Strategies aiming to replace current products with actual improvements or convert brands to a viable OTC status take years to develop and should be started before launch. For branded firms, it is imperative to replace current products with newer ones because we cannot count on long-term assets to have any useable value. Still, steps can be taken late in the product’s life to minimize damage and generate some additional profit. These include:
1. Initiate price increases that don’t threaten the unit sales of the product. Although in the current environment price increases are coming under severe scrutiny, adjustments of 5% to 10% once or twice annually can generate substantial incremental revenue for a brand without causing problems. Such actions taken in the final two years of exclusivity can help squeeze that last few dollars out of a brand. Because generics will take away your business as soon as they are available, it just makes sense to “fall from the highest cliff” possible.
2. Back off from or eliminate contracts for your brand nearing LOE. Because payers love generics, they would much rather see patients stay on your brand until generics come along, as opposed to switching to another “high-priced” brand. As such, the reduction or elimination of contracts in the final two years of exclusivity is unlikely to result in a status change for your product, and payers would be stupid to try to reduce the use of a product soon to have generic competition.
3. Offering a more generous co-pay assistance program at the end of exclusivity can help if insurers do try to punish you for removing contracts, and it is likely that the absence of contracts can more than pay for the cost of such a program. And please don’t worry about “maintaining good relationships” with payers by maintaining contracts. They are in business just as you are and understand that you must protect yourself, even if they don’t like it.
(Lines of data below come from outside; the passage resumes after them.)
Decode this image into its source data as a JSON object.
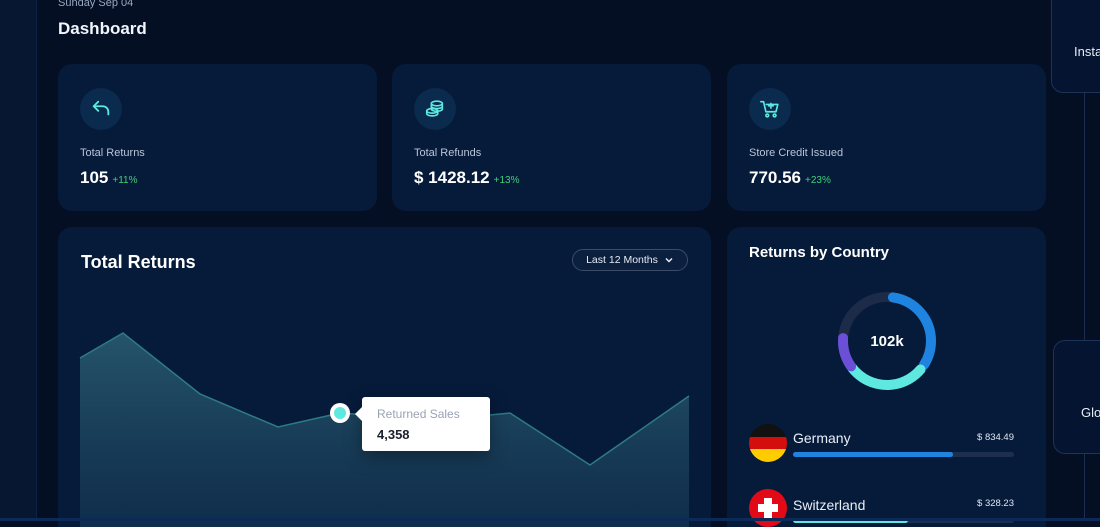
{
  "header": {
    "date": "Sunday Sep 04",
    "title": "Dashboard"
  },
  "stats": [
    {
      "label": "Total Returns",
      "value": "105",
      "delta": "+11%",
      "icon": "return-arrow-icon"
    },
    {
      "label": "Total Refunds",
      "value": "$ 1428.12",
      "delta": "+13%",
      "icon": "coins-icon"
    },
    {
      "label": "Store Credit Issued",
      "value": "770.56",
      "delta": "+23%",
      "icon": "cart-icon"
    }
  ],
  "returns_chart": {
    "title": "Total Returns",
    "range_label": "Last 12 Months",
    "tooltip": {
      "label": "Returned Sales",
      "value": "4,358"
    }
  },
  "country": {
    "title": "Returns by Country",
    "total": "102k",
    "items": [
      {
        "name": "Germany",
        "amount": "$ 834.49",
        "share": 0.73
      },
      {
        "name": "Switzerland",
        "amount": "$ 328.23",
        "share": 0.52
      }
    ]
  },
  "side_panel": {
    "item1": "Insta",
    "item2": "Glo"
  },
  "colors": {
    "accent": "#1f84e0",
    "teal": "#5ee9e0",
    "purple": "#6b4fd6",
    "positive": "#3fd17a"
  }
}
It may make the account managers’ jobs a little tougher but, frankly, making their jobs easy should not be a major objective for you; if their job is easy then you don’t need them. Here’s a tip: If payers really like your company, you are doing it wrong!
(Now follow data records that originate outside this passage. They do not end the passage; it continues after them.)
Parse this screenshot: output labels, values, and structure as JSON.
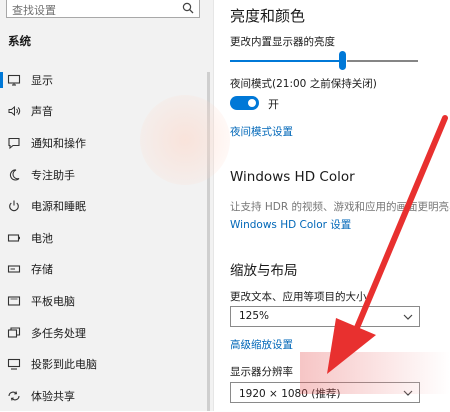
{
  "sidebar": {
    "search_placeholder": "查找设置",
    "section_title": "系统",
    "items": [
      {
        "label": "显示",
        "icon": "monitor-icon"
      },
      {
        "label": "声音",
        "icon": "speaker-icon"
      },
      {
        "label": "通知和操作",
        "icon": "notification-icon"
      },
      {
        "label": "专注助手",
        "icon": "moon-icon"
      },
      {
        "label": "电源和睡眠",
        "icon": "power-icon"
      },
      {
        "label": "电池",
        "icon": "battery-icon"
      },
      {
        "label": "存储",
        "icon": "storage-icon"
      },
      {
        "label": "平板电脑",
        "icon": "tablet-icon"
      },
      {
        "label": "多任务处理",
        "icon": "multitask-icon"
      },
      {
        "label": "投影到此电脑",
        "icon": "projector-icon"
      },
      {
        "label": "体验共享",
        "icon": "share-icon"
      }
    ]
  },
  "main": {
    "heading": "亮度和颜色",
    "brightness_label": "更改内置显示器的亮度",
    "brightness_value": 0.6,
    "night_mode_label": "夜间模式(21:00 之前保持关闭)",
    "night_mode_state": "开",
    "night_mode_link": "夜间模式设置",
    "hdr_heading": "Windows HD Color",
    "hdr_desc": "让支持 HDR 的视频、游戏和应用的画面更明亮、",
    "hdr_link": "Windows HD Color 设置",
    "scale_heading": "缩放与布局",
    "scale_label": "更改文本、应用等项目的大小",
    "scale_value": "125%",
    "advanced_link": "高级缩放设置",
    "resolution_label": "显示器分辨率",
    "resolution_value": "1920 × 1080 (推荐)"
  },
  "colors": {
    "accent": "#0078d7",
    "link": "#0067b8",
    "arrow": "#e8302f"
  }
}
4. One point most firms don’t seriously consider: After LOE most of your brand inventory sitting on retailer and wholesaler shelves isn’t going to be sold. Instead, it will be returned to you for credit, likely after you have taken a price increase or two. Purposefully managing inventory before and after LOE can save your brand millions of dollars. Look at this issue carefully and consider contacting the one or two experts who can guide you toward meaningful cost avoidance in this area.
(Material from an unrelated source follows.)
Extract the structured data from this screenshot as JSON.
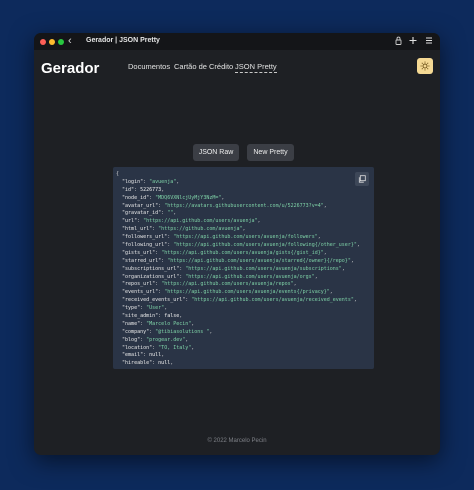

5. Finally, the almost universal tactic of launching “authorized generics,” is one of the most wasteful and dangerous things to do except in special circumstances. Unless you have a generic division or can partner with a generic company willing to give you the vast majority of the profits for the sales of an AG, it is simply foolish to launch one prior to your LOE—the only thing that will do is reduce sales and profits from your brand. Although many firms appear to have jumped into the AG pool head first, some have realized the risk of this foolish followship. Again, unless your firm has a generic division or a relationship with a large generic company that will give you the bulk of the revenue from sales, you are better off just letting it go.
The best way to capture and use the “brand equity” for your product is to start from the beginning by maximizing the value of your brand and plan to replace it. If, however, you are just a couple years from LOE, you can take a few steps to generate some additional profit or avoid future losses. Just don’t think that you can ride that “brand equity” train very far.